Foto: Sky Deutschland
Zum Start der laufenden Rechteperiode, die Mitte 2025 begann, setzte die Deutsche Fußball Liga (DFL) gemeinsam mit den Live-Partnern neue und innovative Ideen um. Auf dem Sports Innovation Summit in Düsseldorf gab Charly Classen, Executive Vice President Sport von Sky Deutschland, Einblicke, warum das offenbar auch dringend nötig war.

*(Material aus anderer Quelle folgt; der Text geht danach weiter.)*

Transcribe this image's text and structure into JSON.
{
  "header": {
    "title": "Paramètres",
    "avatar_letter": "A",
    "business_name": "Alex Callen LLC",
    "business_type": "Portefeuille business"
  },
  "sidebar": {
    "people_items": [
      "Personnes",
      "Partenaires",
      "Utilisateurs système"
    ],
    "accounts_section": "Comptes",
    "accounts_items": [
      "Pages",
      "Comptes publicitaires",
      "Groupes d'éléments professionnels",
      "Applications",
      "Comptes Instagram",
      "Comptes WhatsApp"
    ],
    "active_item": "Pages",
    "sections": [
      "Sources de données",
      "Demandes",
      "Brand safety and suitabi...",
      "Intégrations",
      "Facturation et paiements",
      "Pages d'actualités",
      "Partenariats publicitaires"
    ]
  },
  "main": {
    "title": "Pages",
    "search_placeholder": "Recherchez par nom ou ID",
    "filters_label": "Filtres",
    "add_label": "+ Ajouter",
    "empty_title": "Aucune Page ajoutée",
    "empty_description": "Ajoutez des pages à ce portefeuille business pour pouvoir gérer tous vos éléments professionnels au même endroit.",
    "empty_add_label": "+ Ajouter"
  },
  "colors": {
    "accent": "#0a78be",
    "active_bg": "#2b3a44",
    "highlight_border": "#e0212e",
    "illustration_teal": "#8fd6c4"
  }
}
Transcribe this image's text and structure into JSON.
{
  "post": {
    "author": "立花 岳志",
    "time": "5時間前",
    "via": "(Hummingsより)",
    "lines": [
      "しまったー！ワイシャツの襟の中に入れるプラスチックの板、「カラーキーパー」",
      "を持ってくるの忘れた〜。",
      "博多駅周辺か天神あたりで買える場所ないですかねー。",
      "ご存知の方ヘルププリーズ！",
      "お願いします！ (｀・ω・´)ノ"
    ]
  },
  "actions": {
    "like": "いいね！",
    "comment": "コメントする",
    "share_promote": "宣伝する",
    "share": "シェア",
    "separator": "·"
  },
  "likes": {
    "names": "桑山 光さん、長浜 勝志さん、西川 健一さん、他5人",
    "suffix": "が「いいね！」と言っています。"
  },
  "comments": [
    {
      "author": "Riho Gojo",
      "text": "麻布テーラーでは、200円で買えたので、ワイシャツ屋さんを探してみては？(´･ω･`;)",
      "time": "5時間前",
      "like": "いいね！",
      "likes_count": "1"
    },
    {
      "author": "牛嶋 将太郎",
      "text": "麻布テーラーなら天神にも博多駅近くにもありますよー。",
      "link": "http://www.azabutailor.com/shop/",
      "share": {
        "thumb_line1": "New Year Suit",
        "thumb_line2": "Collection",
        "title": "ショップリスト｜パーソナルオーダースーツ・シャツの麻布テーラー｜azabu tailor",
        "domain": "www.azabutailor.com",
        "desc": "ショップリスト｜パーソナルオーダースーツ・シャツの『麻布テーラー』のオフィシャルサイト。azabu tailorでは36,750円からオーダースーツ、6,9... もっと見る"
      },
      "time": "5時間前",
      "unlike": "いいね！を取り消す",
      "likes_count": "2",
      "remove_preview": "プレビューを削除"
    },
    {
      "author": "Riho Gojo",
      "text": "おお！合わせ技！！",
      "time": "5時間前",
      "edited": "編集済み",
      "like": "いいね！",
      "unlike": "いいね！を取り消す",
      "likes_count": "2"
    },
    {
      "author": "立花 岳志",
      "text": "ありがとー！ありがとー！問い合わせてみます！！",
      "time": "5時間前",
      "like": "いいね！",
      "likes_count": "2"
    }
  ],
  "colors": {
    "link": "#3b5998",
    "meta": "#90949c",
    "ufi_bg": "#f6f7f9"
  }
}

Wie die Fußballübertragung von morgen aussehen könnte, das erlebten Besucher einer Fachmesse namens Sports Innovation Summit am Donnerstag in Düsseldorf. Parallel zur Messe fand im Düsseldorfer Fußballstadion ein Junioren-Spiel statt – das sehr aufwändig und mit zahlreichen technischen Neuerungen übertragen wurde. Eine auch im Livebild eingesetzte Schiedsrichter-Kamera sowie eine ständig um dem Platz fliegende Drohne waren nur zwei der technischen Neuerungen. Neue Möglichkeiten von 3D-Abbildungen von Szenen, noch mehr Daten und neue fahrbare Kameras an der Seitenlinien rundeten die innovative Übertragung ab.
Neue Nähe
In der Halbzeitpause gab es für die Messebesucher einen viertelstündigen Talk mit Sky-Executive Vice President Sport, Charly Classen. Er betonte in dem Interview mehrfach, wie wichtig es sei, „die Geschichte“ des Spiels noch besser zu erzählen. Mit Beginn der neuen Rechteperiode 2025 bis 2029 haben die Live-Sender neue Möglichkeiten erhalten, noch näher an die Protagonisten heranzurücken. Seien es Superflash-Interviews nur Sekunden nach Spielende bei ausgewählten Leuchtturmspielen, regelmäßige Interviews mit Startelf-Spielern direkt nach der Busankunft oder die Möglichkeit, Aufsager in den Kabinen der Klubs zu produzieren – das Fernsehen und somit der Fan auf dem Sofa soll noch enger, noch unmittelbarer an das Geschehen rücken.
Lob für die neue RefCam
Offenbar dringend notwendig: Classen überraschte in Düsseldorf mit der Aussage, das Interesse an Fußball habe stagniert, es sei „gedämpft“ gewesen. Es sei „unsere Aufgabe, das zu verbessern.“ In der Tat sind Experten schon eine ganze Zeit der Meinung, dass andere globale Sportarten, etwa die Formel 1, unmittelbarere Zugänge zu den Akteuren biete. Der Fußball in Deutschland hat sich bisher nur ein bisschen in diese Richtung bewegte. Classen lobte etwa Innovationen vom Klassiker Dortmund gegen Bayern am Wochenende. Dazu gehörte nicht nur, dass der Fan das Audiosignal aus dem Spielertunnel übermittelt bekam, sondern auch die RefCam, die etwa das Tor von Joshua Kimmich aus perfekter Perspektive einfing. Classen fragte nun in Düsseldorf, was wäre, wenn die Kamera nicht nur Bilder liefere, sondern es auch noch Ton dazu gäbe? N“icht nur die Bilder, sondern auch das Audio dazu. „Das erhöht die Dramaturgie enorm.“ Classen forderte, eben immer noch einen Schritt weiter zu gehen.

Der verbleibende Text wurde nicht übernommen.